Cuddy déposa un dernier baiser sur ses lèvres. Il la regarda s'affairer devant la baignoire, extrayant les débris de verre. Maladroite, elle se coupait souvent, mais ne versa pas une seule goutte de sang. Elle rassembla les morceaux réfléchissants dans ses paumes et les jeta dans la poubelle. House avait remarqué qu'elle n'avait pas de reflet.
Elle le déshabilla entièrement, avec soin. Il eut peur qu'elle soit dégoutée en voyant sa cicatrice, mais ça n'avait pas duré très longtemps. Elle n'était que le fruit de son imagination, elle faisait ce que son inconscient désirait qu'elle fasse. Il ne voulait pas la répugner, et donc il ne la répugnerait pas. Ça se tenait.
Visiblement, son inconscient voulut aussi qu'elle se penche pour embrasser sa cicatrice. C'est ce qu'elle fit. Elle lui murmura qu'elle était désolée de lui avoir causé toute cette souffrance depuis tant d'années. Il ne put rien lui répondre, la gorge nouée.
Elle le déchaussa, massa longuement ses pieds fatigués, bécota ses orteils. Il sentit sa gorge se serrer en pensant que sa tendresse n'avait rien de réel; il inventait tout.
Elle l'aida à se relever. Il était nu devant elle. Il s'appuya sur son épaule afin d'enjamber le bord de la baignoire. Il émit un bref doute, ne sachant pas si les restes du miroir avaient vraiment été nettoyés. Si ce n'était pas le cas, il allait se faire très mal. Il s'y risqua quand même. Avec succès.
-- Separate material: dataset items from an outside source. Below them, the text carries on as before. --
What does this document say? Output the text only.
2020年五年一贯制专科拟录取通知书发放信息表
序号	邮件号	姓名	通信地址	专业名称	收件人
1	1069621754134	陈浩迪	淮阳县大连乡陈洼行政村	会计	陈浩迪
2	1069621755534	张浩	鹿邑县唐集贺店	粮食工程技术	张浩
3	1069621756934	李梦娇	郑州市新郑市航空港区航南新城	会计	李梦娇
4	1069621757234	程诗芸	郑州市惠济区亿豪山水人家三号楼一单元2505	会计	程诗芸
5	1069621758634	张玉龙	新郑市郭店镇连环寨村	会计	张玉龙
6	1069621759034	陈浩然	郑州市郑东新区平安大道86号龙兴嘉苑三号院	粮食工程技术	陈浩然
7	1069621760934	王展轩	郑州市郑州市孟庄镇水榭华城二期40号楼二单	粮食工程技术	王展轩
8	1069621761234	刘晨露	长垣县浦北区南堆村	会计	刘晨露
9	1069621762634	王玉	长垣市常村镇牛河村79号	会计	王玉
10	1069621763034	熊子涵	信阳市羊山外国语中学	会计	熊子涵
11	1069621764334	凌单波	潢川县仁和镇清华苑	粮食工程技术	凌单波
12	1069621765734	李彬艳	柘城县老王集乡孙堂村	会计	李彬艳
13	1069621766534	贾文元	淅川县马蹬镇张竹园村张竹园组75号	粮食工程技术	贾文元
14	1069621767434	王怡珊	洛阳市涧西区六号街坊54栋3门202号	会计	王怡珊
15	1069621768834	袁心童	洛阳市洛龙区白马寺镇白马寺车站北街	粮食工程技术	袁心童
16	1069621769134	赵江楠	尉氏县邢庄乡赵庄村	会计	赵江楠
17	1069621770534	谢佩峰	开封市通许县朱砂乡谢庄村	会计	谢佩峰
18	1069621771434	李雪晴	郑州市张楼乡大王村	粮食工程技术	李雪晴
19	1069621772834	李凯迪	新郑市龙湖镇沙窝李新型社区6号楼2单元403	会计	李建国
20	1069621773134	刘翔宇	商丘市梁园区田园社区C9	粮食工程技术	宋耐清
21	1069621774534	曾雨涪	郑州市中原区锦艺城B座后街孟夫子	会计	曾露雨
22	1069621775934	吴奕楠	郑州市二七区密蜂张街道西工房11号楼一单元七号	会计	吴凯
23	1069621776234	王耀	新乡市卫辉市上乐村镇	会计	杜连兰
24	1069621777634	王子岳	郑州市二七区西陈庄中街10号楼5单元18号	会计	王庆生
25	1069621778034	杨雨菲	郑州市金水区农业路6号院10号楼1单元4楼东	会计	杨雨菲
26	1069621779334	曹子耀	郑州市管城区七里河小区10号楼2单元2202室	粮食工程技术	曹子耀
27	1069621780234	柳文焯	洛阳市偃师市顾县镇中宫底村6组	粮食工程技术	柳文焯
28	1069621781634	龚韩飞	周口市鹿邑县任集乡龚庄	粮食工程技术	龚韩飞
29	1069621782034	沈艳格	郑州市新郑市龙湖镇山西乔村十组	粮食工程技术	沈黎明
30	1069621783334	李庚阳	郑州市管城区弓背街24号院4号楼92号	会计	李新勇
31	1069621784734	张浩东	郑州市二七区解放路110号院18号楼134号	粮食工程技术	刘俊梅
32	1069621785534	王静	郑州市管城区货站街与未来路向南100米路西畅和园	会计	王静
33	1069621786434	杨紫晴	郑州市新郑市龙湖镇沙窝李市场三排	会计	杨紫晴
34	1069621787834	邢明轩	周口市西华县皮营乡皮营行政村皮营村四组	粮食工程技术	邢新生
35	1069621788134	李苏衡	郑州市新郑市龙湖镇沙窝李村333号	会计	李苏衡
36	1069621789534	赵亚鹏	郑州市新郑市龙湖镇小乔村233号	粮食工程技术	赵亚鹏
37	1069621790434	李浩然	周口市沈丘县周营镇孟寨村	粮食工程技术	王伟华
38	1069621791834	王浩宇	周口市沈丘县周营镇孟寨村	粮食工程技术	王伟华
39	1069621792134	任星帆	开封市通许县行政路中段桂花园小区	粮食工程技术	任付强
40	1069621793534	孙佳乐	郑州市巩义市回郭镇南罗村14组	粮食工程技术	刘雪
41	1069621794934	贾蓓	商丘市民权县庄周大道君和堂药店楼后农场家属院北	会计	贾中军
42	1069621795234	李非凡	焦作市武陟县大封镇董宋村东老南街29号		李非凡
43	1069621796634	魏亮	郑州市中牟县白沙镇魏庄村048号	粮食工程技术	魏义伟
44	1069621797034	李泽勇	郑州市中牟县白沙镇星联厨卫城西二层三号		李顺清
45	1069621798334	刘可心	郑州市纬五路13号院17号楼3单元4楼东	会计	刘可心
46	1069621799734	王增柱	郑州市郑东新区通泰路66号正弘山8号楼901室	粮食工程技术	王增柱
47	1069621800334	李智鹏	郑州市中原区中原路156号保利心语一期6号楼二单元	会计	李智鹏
Elle ouvrit le robinet, et le rejoignit toute habillée. Il frémit au contact de l'eau chaude sur sa peau. Cuddy s'empara d'un savon et le frotta tendrement sur sa peau, y laissant de longues trainées blanches. Elle s'appliqua à nettoyer soigneusement chaque partie de son anatomie.
Il la fixait. L'eau tombait de la pomme de douche et les éclaboussait, mais Cuddy n'était aucunement mouillée. C'était comme si les gouttes se posaient sur elle sans laisser de trace. Ou alors elles l'évitaient, tout simplement.
Il la cajolait alors qu'elle le lavait, souriante. Il détacha ses cheveux. Ses boucles brunes tombèrent en cascade sur ses épaules. Pris d'une soudaine frénésie, il fit passer sa blouse rose au-dessus de sa tête. Ce n'est que lorsque qu'il lui ôta son soutien-gorge qu'elle prit l'eau.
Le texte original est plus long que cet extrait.